I have a TMX file containing source and target segments. Some of these segments are made up of several sentences. My goal is to segment these multi-sentence segments so that the entire TMX file consists of single-sentence segments.
I intend to use spacy's dependency parser to segment these multi-sentence segments.
To achieve this, I have extracted the source and target segments using the Translate Toolkit package.
I then added the source and target segments to a dictionary (seg_dic). Next I converted these segments into nlp doc objects and again stored them in a dictionary (doc_dic). I now want to segment any multi-sentence segments using spacy's dependency parser ...
for sent in doc.sents:
print(sent.text)
... but I don't know how I can do this with the segments being stored in a dictionary.
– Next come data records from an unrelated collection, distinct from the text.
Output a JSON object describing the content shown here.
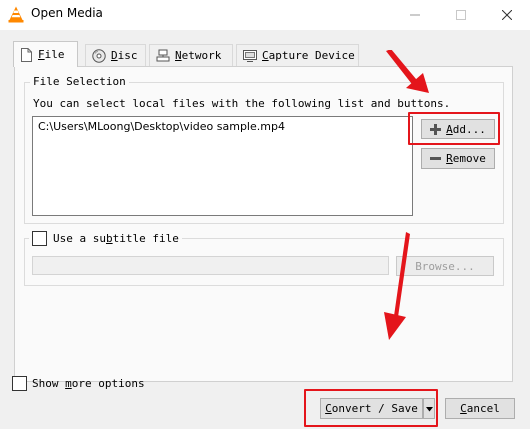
{
  "window": {
    "title": "Open Media",
    "icon": "vlc-cone-icon",
    "controls": [
      "minimize-icon",
      "maximize-icon",
      "close-icon"
    ]
  },
  "tabs": [
    {
      "pre": "",
      "key": "F",
      "post": "ile",
      "icon": "file-icon",
      "active": true
    },
    {
      "pre": "",
      "key": "D",
      "post": "isc",
      "icon": "disc-icon",
      "active": false
    },
    {
      "pre": "",
      "key": "N",
      "post": "etwork",
      "icon": "network-icon",
      "active": false
    },
    {
      "pre": "",
      "key": "C",
      "post": "apture Device",
      "icon": "capture-device-icon",
      "active": false
    }
  ],
  "file_selection": {
    "legend": "File Selection",
    "instructions": "You can select local files with the following list and buttons.",
    "files": [
      "C:\\Users\\MLoong\\Desktop\\video sample.mp4"
    ],
    "add_button": {
      "pre": "",
      "key": "A",
      "post": "dd..."
    },
    "remove_button": {
      "pre": "",
      "key": "R",
      "post": "emove"
    }
  },
  "subtitle": {
    "checkbox": {
      "pre": "Use a su",
      "key": "b",
      "post": "title file"
    },
    "checked": false,
    "path_value": "",
    "browse_button": "Browse..."
  },
  "footer": {
    "show_more": {
      "pre": "Show ",
      "key": "m",
      "post": "ore options"
    },
    "show_more_checked": false,
    "convert_save": {
      "pre": "",
      "key": "C",
      "post": "onvert / Save"
    },
    "cancel": {
      "pre": "",
      "key": "C",
      "post": "ancel"
    }
  },
  "annotations": {
    "highlight_color": "#e4151b"
  }
}
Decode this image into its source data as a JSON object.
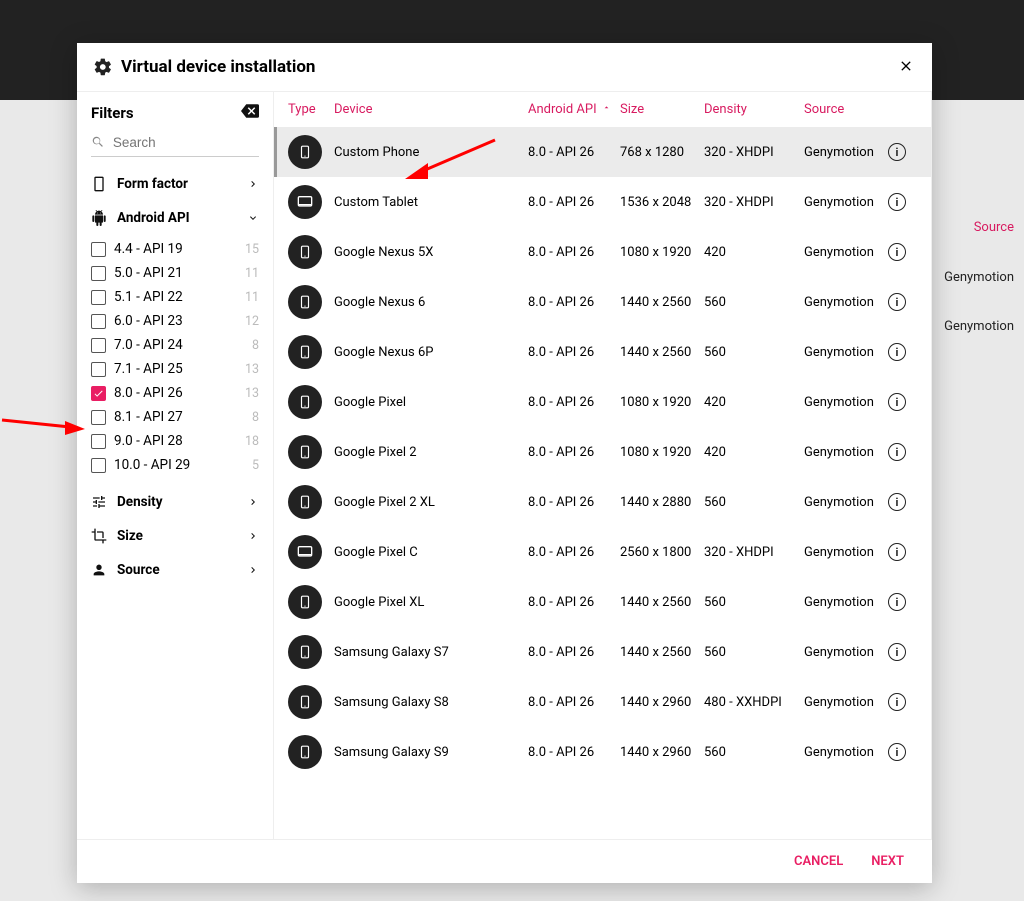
{
  "modal": {
    "title": "Virtual device installation",
    "filters_label": "Filters",
    "search_placeholder": "Search",
    "categories": {
      "form_factor": "Form factor",
      "android_api": "Android API",
      "density": "Density",
      "size": "Size",
      "source": "Source"
    },
    "api_filters": [
      {
        "label": "4.4 - API 19",
        "count": "15",
        "checked": false
      },
      {
        "label": "5.0 - API 21",
        "count": "11",
        "checked": false
      },
      {
        "label": "5.1 - API 22",
        "count": "11",
        "checked": false
      },
      {
        "label": "6.0 - API 23",
        "count": "12",
        "checked": false
      },
      {
        "label": "7.0 - API 24",
        "count": "8",
        "checked": false
      },
      {
        "label": "7.1 - API 25",
        "count": "13",
        "checked": false
      },
      {
        "label": "8.0 - API 26",
        "count": "13",
        "checked": true
      },
      {
        "label": "8.1 - API 27",
        "count": "8",
        "checked": false
      },
      {
        "label": "9.0 - API 28",
        "count": "18",
        "checked": false
      },
      {
        "label": "10.0 - API 29",
        "count": "5",
        "checked": false
      }
    ],
    "table_headers": {
      "type": "Type",
      "device": "Device",
      "api": "Android API",
      "size": "Size",
      "density": "Density",
      "source": "Source"
    },
    "devices": [
      {
        "type": "phone",
        "name": "Custom Phone",
        "api": "8.0 - API 26",
        "size": "768 x 1280",
        "density": "320 - XHDPI",
        "source": "Genymotion",
        "selected": true
      },
      {
        "type": "tablet",
        "name": "Custom Tablet",
        "api": "8.0 - API 26",
        "size": "1536 x 2048",
        "density": "320 - XHDPI",
        "source": "Genymotion"
      },
      {
        "type": "phone",
        "name": "Google Nexus 5X",
        "api": "8.0 - API 26",
        "size": "1080 x 1920",
        "density": "420",
        "source": "Genymotion"
      },
      {
        "type": "phone",
        "name": "Google Nexus 6",
        "api": "8.0 - API 26",
        "size": "1440 x 2560",
        "density": "560",
        "source": "Genymotion"
      },
      {
        "type": "phone",
        "name": "Google Nexus 6P",
        "api": "8.0 - API 26",
        "size": "1440 x 2560",
        "density": "560",
        "source": "Genymotion"
      },
      {
        "type": "phone",
        "name": "Google Pixel",
        "api": "8.0 - API 26",
        "size": "1080 x 1920",
        "density": "420",
        "source": "Genymotion"
      },
      {
        "type": "phone",
        "name": "Google Pixel 2",
        "api": "8.0 - API 26",
        "size": "1080 x 1920",
        "density": "420",
        "source": "Genymotion"
      },
      {
        "type": "phone",
        "name": "Google Pixel 2 XL",
        "api": "8.0 - API 26",
        "size": "1440 x 2880",
        "density": "560",
        "source": "Genymotion"
      },
      {
        "type": "tablet",
        "name": "Google Pixel C",
        "api": "8.0 - API 26",
        "size": "2560 x 1800",
        "density": "320 - XHDPI",
        "source": "Genymotion"
      },
      {
        "type": "phone",
        "name": "Google Pixel XL",
        "api": "8.0 - API 26",
        "size": "1440 x 2560",
        "density": "560",
        "source": "Genymotion"
      },
      {
        "type": "phone",
        "name": "Samsung Galaxy S7",
        "api": "8.0 - API 26",
        "size": "1440 x 2560",
        "density": "560",
        "source": "Genymotion"
      },
      {
        "type": "phone",
        "name": "Samsung Galaxy S8",
        "api": "8.0 - API 26",
        "size": "1440 x 2960",
        "density": "480 - XXHDPI",
        "source": "Genymotion"
      },
      {
        "type": "phone",
        "name": "Samsung Galaxy S9",
        "api": "8.0 - API 26",
        "size": "1440 x 2960",
        "density": "560",
        "source": "Genymotion"
      }
    ],
    "footer": {
      "cancel": "CANCEL",
      "next": "NEXT"
    }
  },
  "background": {
    "source_header": "Source",
    "rows": [
      "Genymotion",
      "Genymotion"
    ]
  }
}
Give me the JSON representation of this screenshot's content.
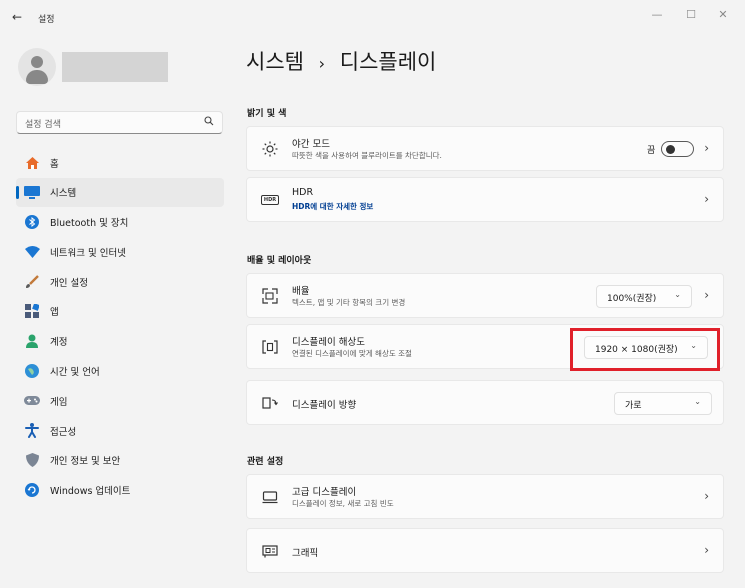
{
  "window": {
    "back_glyph": "←",
    "app_title": "설정",
    "controls": {
      "minimize": "—",
      "maximize": "☐",
      "close": "✕"
    }
  },
  "sidebar": {
    "search": {
      "placeholder": "설정 검색"
    },
    "items": [
      {
        "label": "홈",
        "icon": "home-icon",
        "selected": false
      },
      {
        "label": "시스템",
        "icon": "system-icon",
        "selected": true
      },
      {
        "label": "Bluetooth 및 장치",
        "icon": "bluetooth-icon",
        "selected": false
      },
      {
        "label": "네트워크 및 인터넷",
        "icon": "network-icon",
        "selected": false
      },
      {
        "label": "개인 설정",
        "icon": "brush-icon",
        "selected": false
      },
      {
        "label": "앱",
        "icon": "apps-icon",
        "selected": false
      },
      {
        "label": "계정",
        "icon": "account-icon",
        "selected": false
      },
      {
        "label": "시간 및 언어",
        "icon": "globe-icon",
        "selected": false
      },
      {
        "label": "게임",
        "icon": "gamepad-icon",
        "selected": false
      },
      {
        "label": "접근성",
        "icon": "accessibility-icon",
        "selected": false
      },
      {
        "label": "개인 정보 및 보안",
        "icon": "shield-icon",
        "selected": false
      },
      {
        "label": "Windows 업데이트",
        "icon": "update-icon",
        "selected": false
      }
    ]
  },
  "main": {
    "breadcrumb": {
      "parent": "시스템",
      "separator": "›",
      "current": "디스플레이"
    },
    "sections": {
      "brightness": "밝기 및 색",
      "scale_layout": "배율 및 레이아웃",
      "related": "관련 설정"
    },
    "night_light": {
      "title": "야간 모드",
      "subtitle": "따뜻한 색을 사용하여 블루라이트를 차단합니다.",
      "state_label": "끔",
      "on": false
    },
    "hdr": {
      "title": "HDR",
      "link": "HDR에 대한 자세한 정보",
      "icon_text": "HDR"
    },
    "scale": {
      "title": "배율",
      "subtitle": "텍스트, 앱 및 기타 항목의 크기 변경",
      "value": "100%(권장)"
    },
    "resolution": {
      "title": "디스플레이 해상도",
      "subtitle": "연결된 디스플레이에 맞게 해상도 조절",
      "value": "1920 × 1080(권장)"
    },
    "orientation": {
      "title": "디스플레이 방향",
      "value": "가로"
    },
    "advanced_display": {
      "title": "고급 디스플레이",
      "subtitle": "디스플레이 정보, 새로 고침 빈도"
    },
    "graphics": {
      "title": "그래픽"
    }
  },
  "colors": {
    "accent": "#0067c0",
    "highlight_box": "#e0202a"
  }
}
This is what I have so far:
import spacy
from translate.storage.tmx import tmxfile
with open("./files/NTA_test.tmx", 'rb') as fin:
tmx_file = tmxfile(fin, 'de-DE', 'en-GB')
nlp_de = spacy.load("de_core_news_lg")
nlp_en = spacy.load("en_core_web_lg")
seg_dic = {}
doc_dic = {}
for node in tmx_file.unit_iter():
seg_dic[node.source] = node.target
for source_seg, target_seg in seg_dic.items():
doc_dic[nlp_de(source_seg)] = nlp_en(target_seg)
Can anyone explain how I can proceed from here? How can I iterate over my dictionary keys and values using the "for sent in doc.sents" logic?